Unless you weren't going by sight at all.
Sam stood very still, and clutched hold of a stalagmite, to try and keep this idea from slipping away.
Supposing the killer navigated by a different sense? By smell? All of Helen Thorne's personal possessions had been left undamaged, except that perfume bottle. The killer had been angry enough to thump it into the ground.
"So," said Jack, still swinging his arms to entertain himself. "Are we going to be walking through here all night, then?"
Sam squeezed the stalagmite in annoyance. "Something wrong with that?"
"No. I'm just saying that there are twenty miles of these caves, and we're combing them for someone who probably doesn't exist. Could be time-consuming."
And you want to get back to Ellini Syal, don't you? Sam thought. But he didn't say it out loud.
Still, something about the sheer reasonableness of Jack's other objections rattled him, and he felt the need to lash out.
"That Robin Crake man didn't seem to like you very much, did he?"

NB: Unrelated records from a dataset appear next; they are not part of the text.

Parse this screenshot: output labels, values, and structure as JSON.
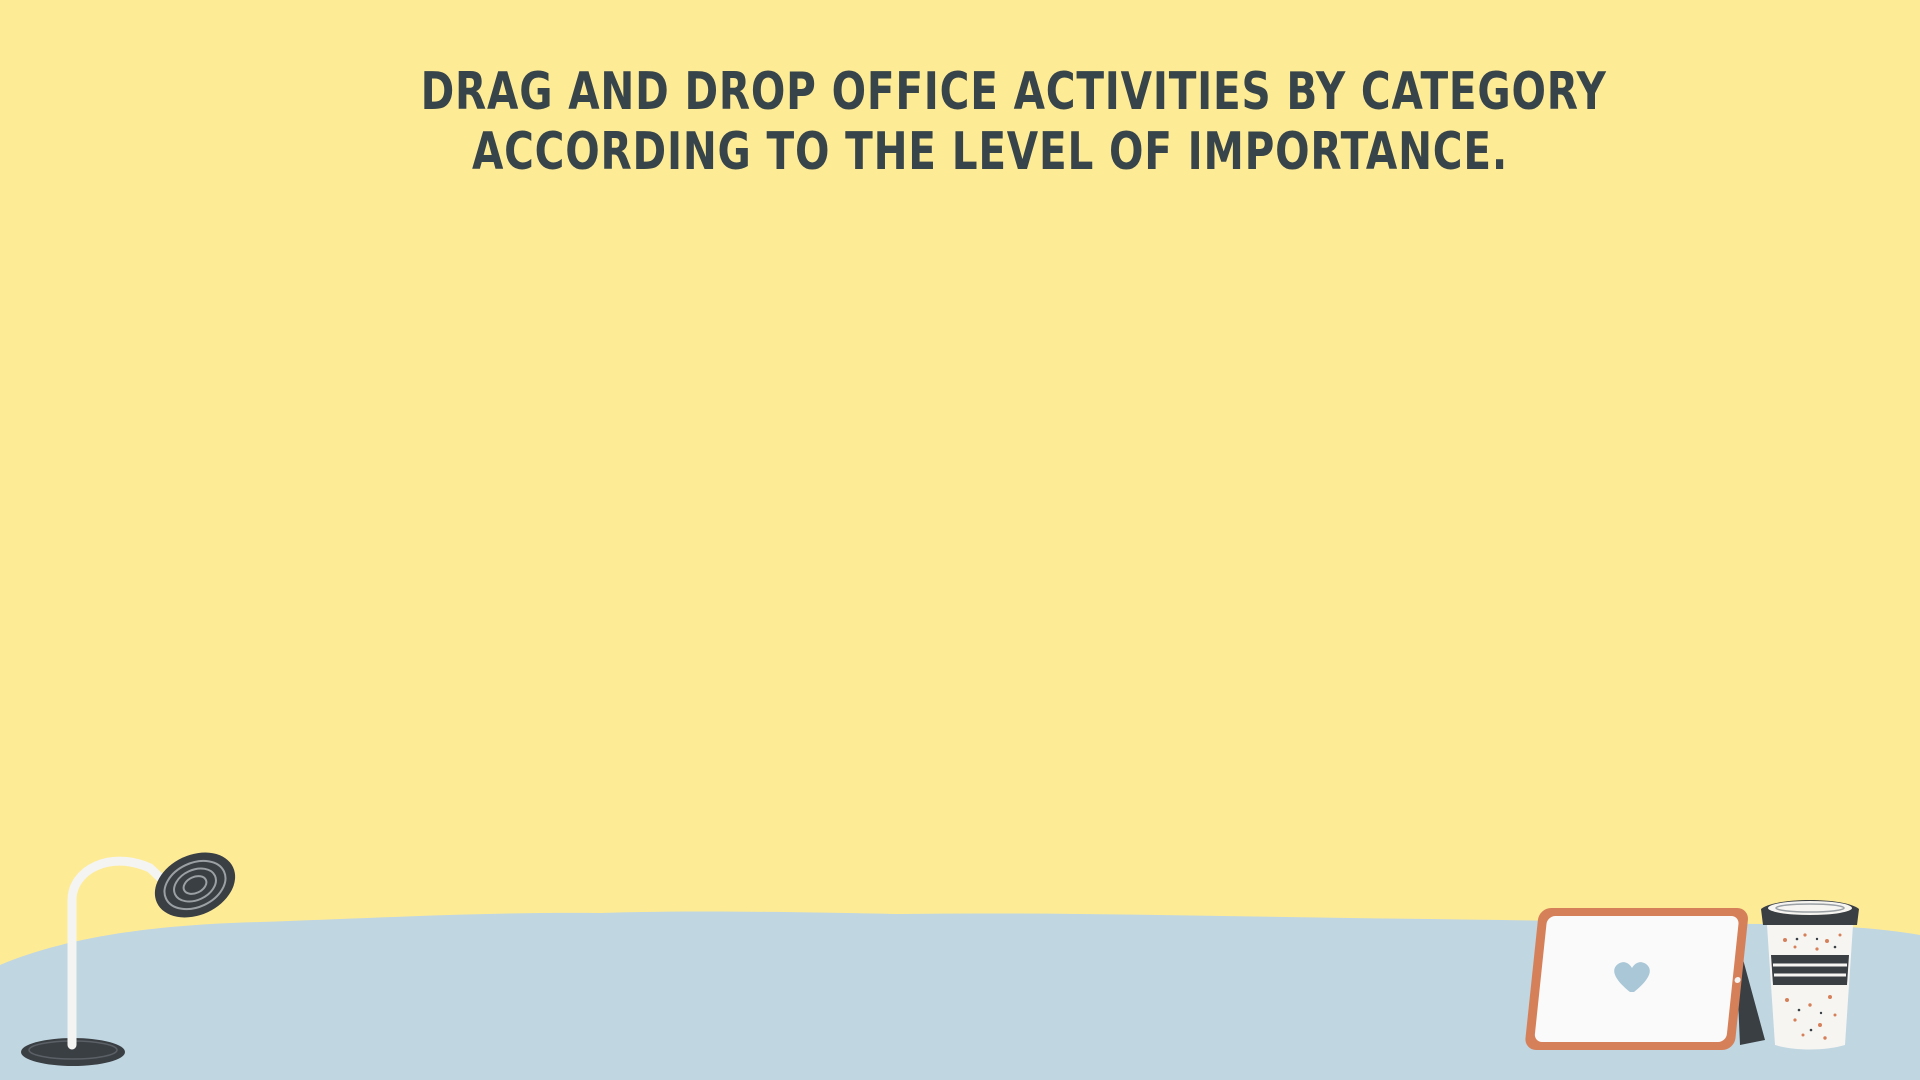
{
  "activity": {
    "instruction_line1": "Drag and drop office activities by category",
    "instruction_line2": "according to the level of importance."
  },
  "theme": {
    "background": "#feeb96",
    "floor": "#c0d6e1",
    "text": "#37444a",
    "tablet_frame": "#d6805a",
    "accent_dark": "#3a3f44"
  },
  "decorations": {
    "lamp": "desk-lamp-icon",
    "tablet": "tablet-heart-icon",
    "cup": "coffee-cup-icon"
  }
}
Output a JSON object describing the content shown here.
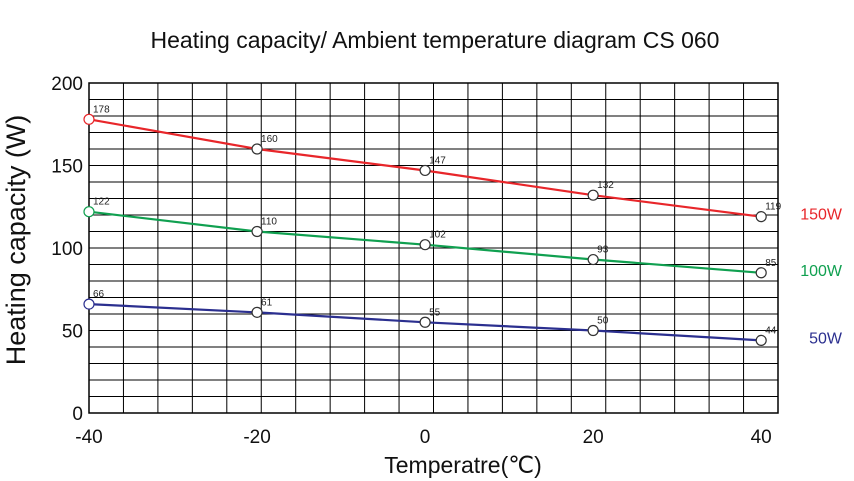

Jack shrugged gloomily and kicked at the loose rubble on the floor. "He's probably done even worse things to me than the ones I can remember. For example, I don't recall him ever stabbing me with that knife, but, when I picked it up, my fingers could remember. Like my flesh could remember the pain even if my brain couldn't. I felt the same way with Ellini, except it was harder to place."
He hesitated, and then went on, with an embarrassed smile, "You want to hear something bizarre? She makes me crave cigarettes. I can't stop looking at her, but all the time I'm doing it, I just think about cigarettes. What do you suppose that means?"
"That Alice is a cruel, sadistic harpy?" Sam suggested.
"Yeah. But everything can mean that if you think about it hard enough."